I really enjoy these slideshows from Money but I almost wish they’d just list everything on one page and not force me to click through each one. In this particular edition, Money highlights thirteen Retirement Myths and I think it’s worth checking out. Here they are in summary:
Myth 1: You need a big income to have a big nest egg
Myth 2: You can’t get rich with a 401(k)
It’s like the old fable with the tortoise and the hare, it’s not all about flash… it’s about slow and steady winning the race and with a 401k and a diligent savings plan, you can retire wealthy.
Myth 3: Everyone has debt
This is definitely not true, debt is your worst enemy in retirement because it taps into your fixed income.
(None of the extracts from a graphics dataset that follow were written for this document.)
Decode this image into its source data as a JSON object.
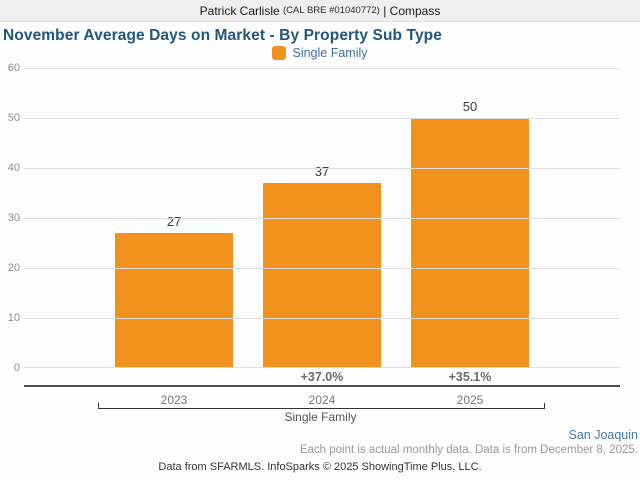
{
  "header": {
    "agent_name": "Patrick Carlisle",
    "license": "(CAL BRE #01040772)",
    "separator": "|",
    "brand": "Compass"
  },
  "title": "November Average Days on Market - By Property Sub Type",
  "legend": {
    "label": "Single Family",
    "swatch_icon": "orange-square-icon",
    "color": "#F1911E"
  },
  "chart_data": {
    "type": "bar",
    "title": "November Average Days on Market - By Property Sub Type",
    "categories": [
      "2023",
      "2024",
      "2025"
    ],
    "values": [
      27,
      37,
      50
    ],
    "bar_labels": [
      "27",
      "37",
      "50"
    ],
    "pct_change": [
      "",
      "+37.0%",
      "+35.1%"
    ],
    "series": [
      {
        "name": "Single Family",
        "values": [
          27,
          37,
          50
        ]
      }
    ],
    "group_label": "Single Family",
    "xlabel": "Single Family",
    "ylabel": "",
    "ylim": [
      0,
      60
    ],
    "yticks": [
      0,
      10,
      20,
      30,
      40,
      50,
      60
    ],
    "grid": true,
    "legend_entries": [
      "Single Family"
    ],
    "legend_position": "top-center",
    "series_color": "#F1911E",
    "gridline_color": "#DDDDDD"
  },
  "footer": {
    "region_link": "San Joaquin",
    "note": "Each point is actual monthly data. Data is from December 8, 2025.",
    "attribution": "Data from SFARMLS. InfoSparks © 2025 ShowingTime Plus, LLC."
  }
}
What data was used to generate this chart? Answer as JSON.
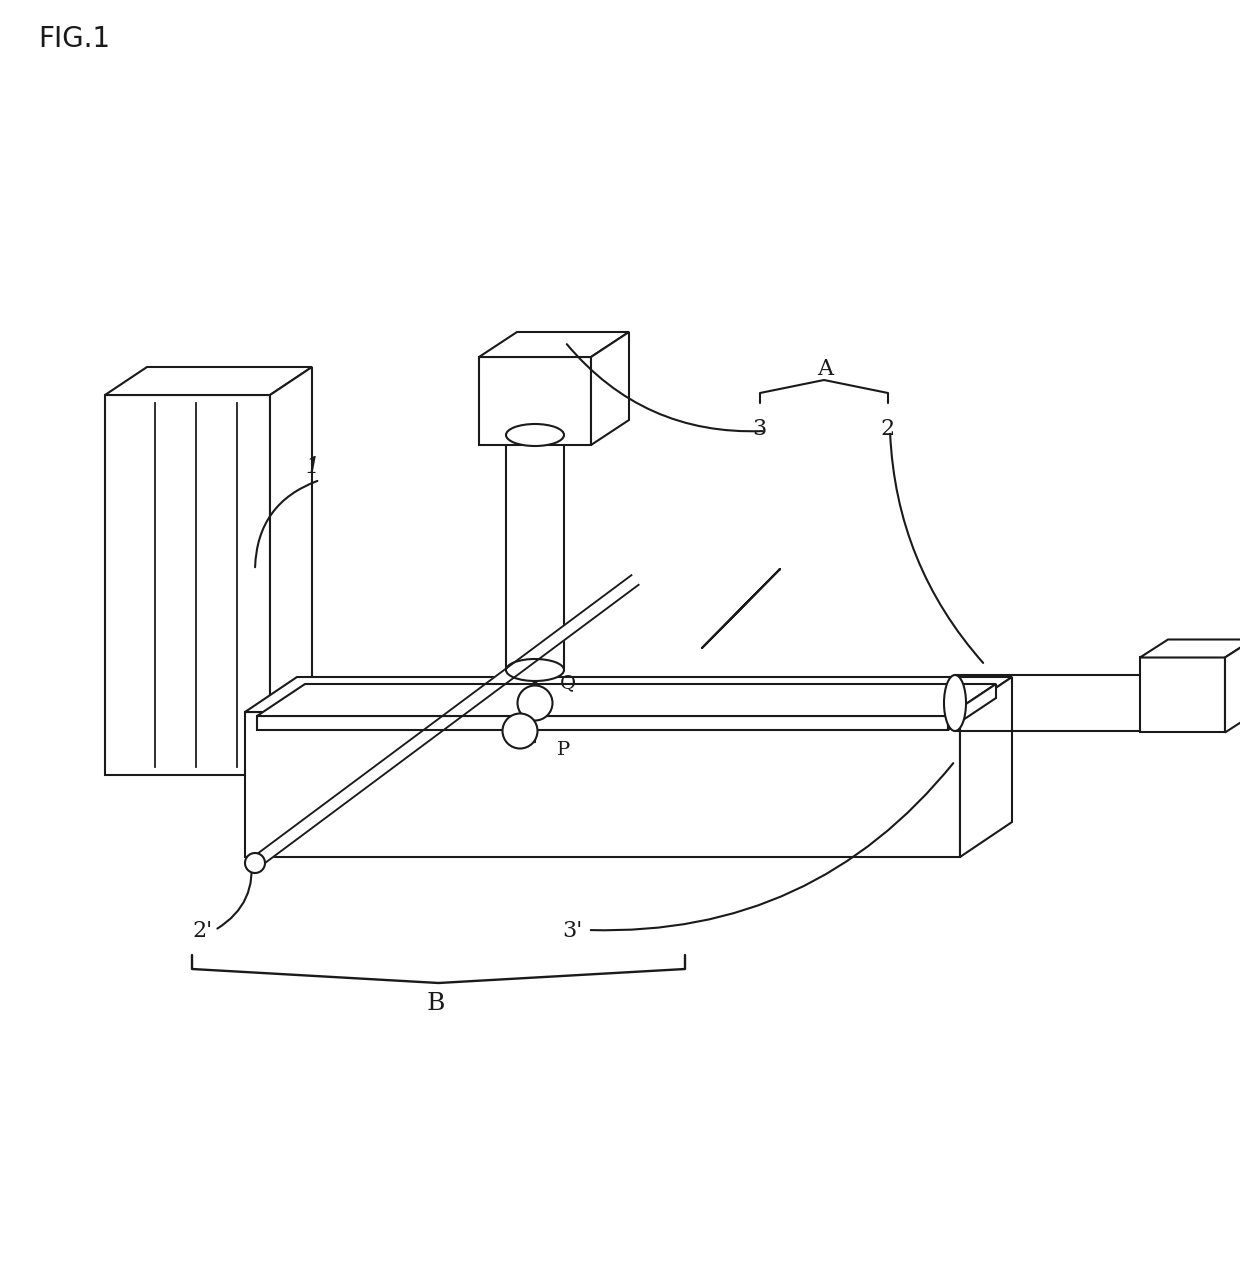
{
  "title": "FIG.1",
  "bg_color": "#ffffff",
  "line_color": "#1a1a1a",
  "label_1": "1",
  "label_2": "2",
  "label_3": "3",
  "label_A": "A",
  "label_2p": "2'",
  "label_3p": "3'",
  "label_B": "B",
  "label_P": "P",
  "label_Q": "Q",
  "fig_width": 12.4,
  "fig_height": 12.85
}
Avoid debt at all costs and don’t assume everyone has it.
Myth 4: A million dollars will cover you
A million used to be great, then there was this little bug we call inflation… now a million isn’t worth quite so much anymore.
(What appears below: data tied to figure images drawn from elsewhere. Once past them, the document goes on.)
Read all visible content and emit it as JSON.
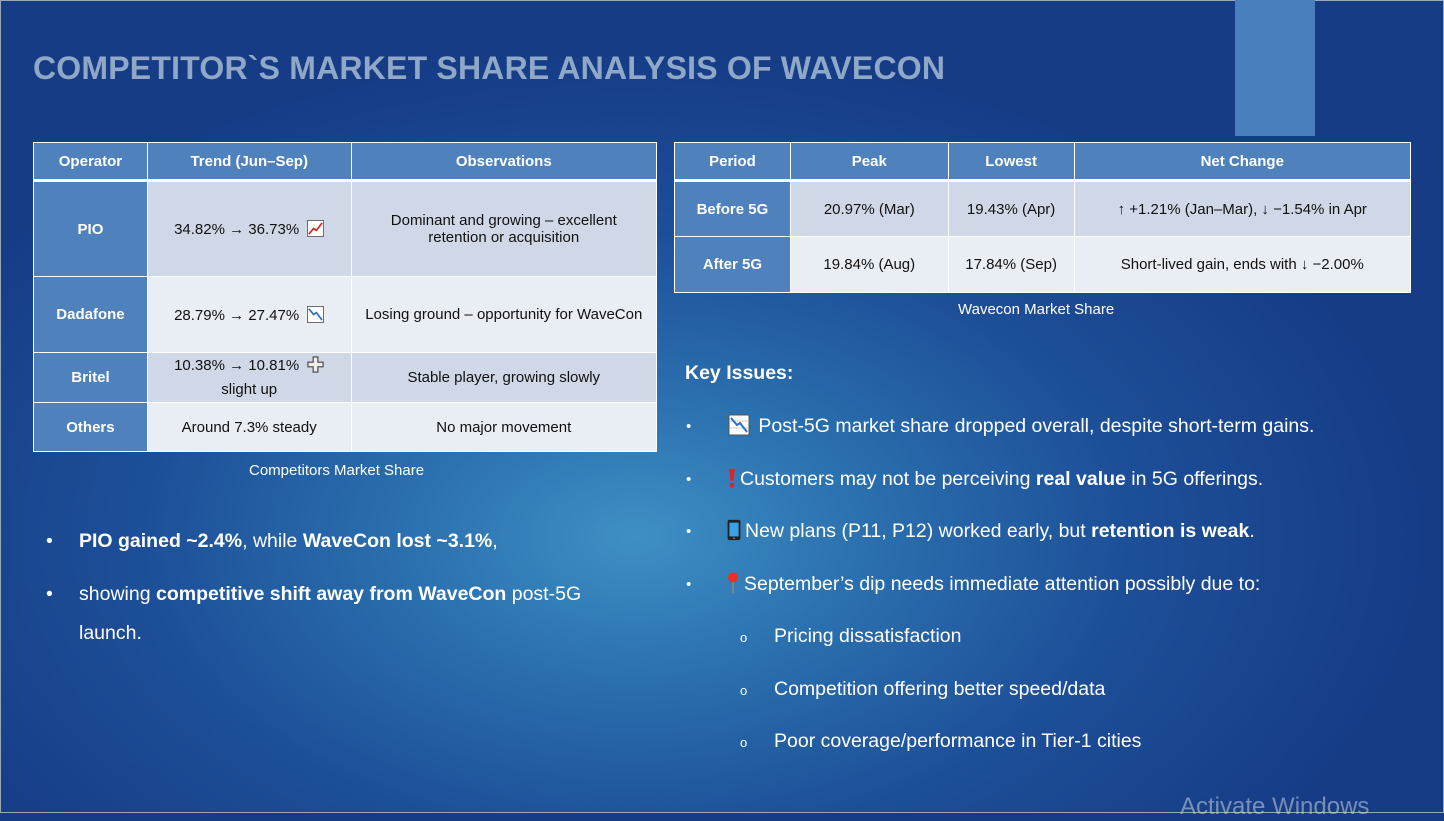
{
  "title": "COMPETITOR`S MARKET SHARE ANALYSIS OF WAVECON",
  "competitors_table": {
    "headers": [
      "Operator",
      "Trend (Jun–Sep)",
      "Observations"
    ],
    "rows": [
      {
        "operator": "PIO",
        "trend": "34.82% → 36.73%",
        "trend_icon": "chart-increasing-icon",
        "observation": "Dominant and growing – excellent retention or acquisition"
      },
      {
        "operator": "Dadafone",
        "trend": "28.79% → 27.47%",
        "trend_icon": "chart-decreasing-icon",
        "observation": "Losing ground – opportunity for WaveCon"
      },
      {
        "operator": "Britel",
        "trend": "10.38% → 10.81%",
        "trend_suffix": "slight up",
        "trend_icon": "plus-icon",
        "observation": "Stable player, growing slowly"
      },
      {
        "operator": "Others",
        "trend": "Around 7.3% steady",
        "observation": "No major movement"
      }
    ],
    "caption": "Competitors Market Share"
  },
  "wavecon_table": {
    "headers": [
      "Period",
      "Peak",
      "Lowest",
      "Net Change"
    ],
    "rows": [
      {
        "period": "Before 5G",
        "peak": "20.97% (Mar)",
        "lowest": "19.43% (Apr)",
        "net_change": "↑ +1.21% (Jan–Mar), ↓ −1.54% in Apr"
      },
      {
        "period": "After 5G",
        "peak": "19.84% (Aug)",
        "lowest": "17.84% (Sep)",
        "net_change": "Short-lived gain, ends with ↓ −2.00%"
      }
    ],
    "caption": "Wavecon Market Share"
  },
  "summary_bullets": [
    {
      "b1": "PIO gained ~2.4%",
      "t1": ", while ",
      "b2": "WaveCon lost ~3.1%",
      "t2": ","
    },
    {
      "t1": "showing ",
      "b1": "competitive shift away from WaveCon",
      "t2": " post-5G launch."
    }
  ],
  "key_issues": {
    "title": "Key Issues:",
    "items": [
      {
        "icon": "chart-decreasing-icon",
        "text": "Post-5G market share dropped overall, despite short-term gains."
      },
      {
        "icon": "exclamation-icon",
        "t1": "Customers may not be perceiving ",
        "b1": "real value",
        "t2": " in 5G offerings."
      },
      {
        "icon": "mobile-phone-icon",
        "t1": "New plans (P11, P12) worked early, but ",
        "b1": "retention is weak",
        "t2": "."
      },
      {
        "icon": "pushpin-icon",
        "text": "September’s dip needs immediate attention  possibly due to:"
      }
    ],
    "sub_items": [
      "Pricing dissatisfaction",
      "Competition offering better speed/data",
      "Poor coverage/performance in Tier-1 cities"
    ]
  },
  "bullet_char": "•",
  "sub_bullet_char": "o",
  "watermark": "Activate Windows",
  "colors": {
    "table_header": "#4f81bd",
    "row_odd": "#d0d8e8",
    "row_even": "#e9edf4",
    "title": "#8fa8c8"
  }
}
Myth 5: Boomers will crash the market
The idea behind this myth is that Boomers in retirement will cash out their shares and the market will tank. The reality is that the top 10% in wealth hold 68% of the stocks, it has nothing to do with age.
Myth 6: Without a pension, you’re doomed
Plenty of people don’t have pensions; you should plan for every contingency.
Myth 7: Social Security won’t be there
Hmmm… I’m a believer in this “myth” and the explanation given is a little weak; essentially it’s workable until 2081 and Congress has to move on this to stop the spigot from running dry.
Myth 8: Your house can finance retirement
It’s easy to fall into this trap, don’t; downsizing might not get you enough to retire so make sure you’re financially set elsewhere first. It’s a great supplement, but can’t be the main vehicle.
Myth 9: You’re too old to start saving
You’re never too old to do anything.
Myth 10: Short-term market swings don’t matter
When you’re close to retirement, it’s the short term that matters and not the long term.
Myth 11: Top priority is the kids’ college
The problem with this is that if you tap into your retirement funds for your kids’ sake, you’ll have to rely on them in retirement. Education is important but your kids have a lifetime to pay for their education whereas you don’t have that luxury. It’s a hard decision to make but it’s one that’s necessary.
Myth 12: Decent savings plan = early retirement
Savings are great and certainly an important part of a personal finance life plan, but that doesn’t necessarily mean that a good savings plan equates to early retirement. The fact of the matter is that you should be adding a whole host of other things to that decent savings plan, such as retirement planning through consultation with experts and choosing the right funds in your retirement accounts.
Myth 13: You’re bound to mess up your 401(k)
If you are thinking this way, you need to start changing your brain.
There they are… the thirteen retirement myths.
3 responses to “My Thoughts on Money’s 13 Retirement Myths”
I would agree with Myth 6 – there are a variety of ways to save for later life – with a pension being just one.
Common sense should tell you not to put all your eggs in one basket. You can put your residual income into a variety of things:
high interest savings
even collecting antiques!
Mixing up what your money is held in with limit the effect of any of these going wrong. e.g your pension fund failing, a property crash etc.
[…] out my thoughts on Money’s 13 retirement myths at My Retirement […]
Just retired ! Rich…absolutely not. My husband’s been a minimum wage waiter all his life…he’s 58. I’m a retired nurse..age 62. We saved steady as much as we could afford in 401K’s and IRA’s for 30 yr or so. Paid off all our bills and lived well but simply. (surfed in the day and worked at night…Hawaii) We paid off our mortgage early and sold when the market hit it’s peak. We sold everything and moved to Panama. We now own the most beautiful house on a canyon and as well own the nicest truck. On one Soc Sec income of $1200/mo, a $275/mo pension and bond dividends we are more than comfortable….happily retired early and living beyond our wildest imagination.
No magic…..live within your means and save. If your needs are simple…your retirement comes a lot easier for you.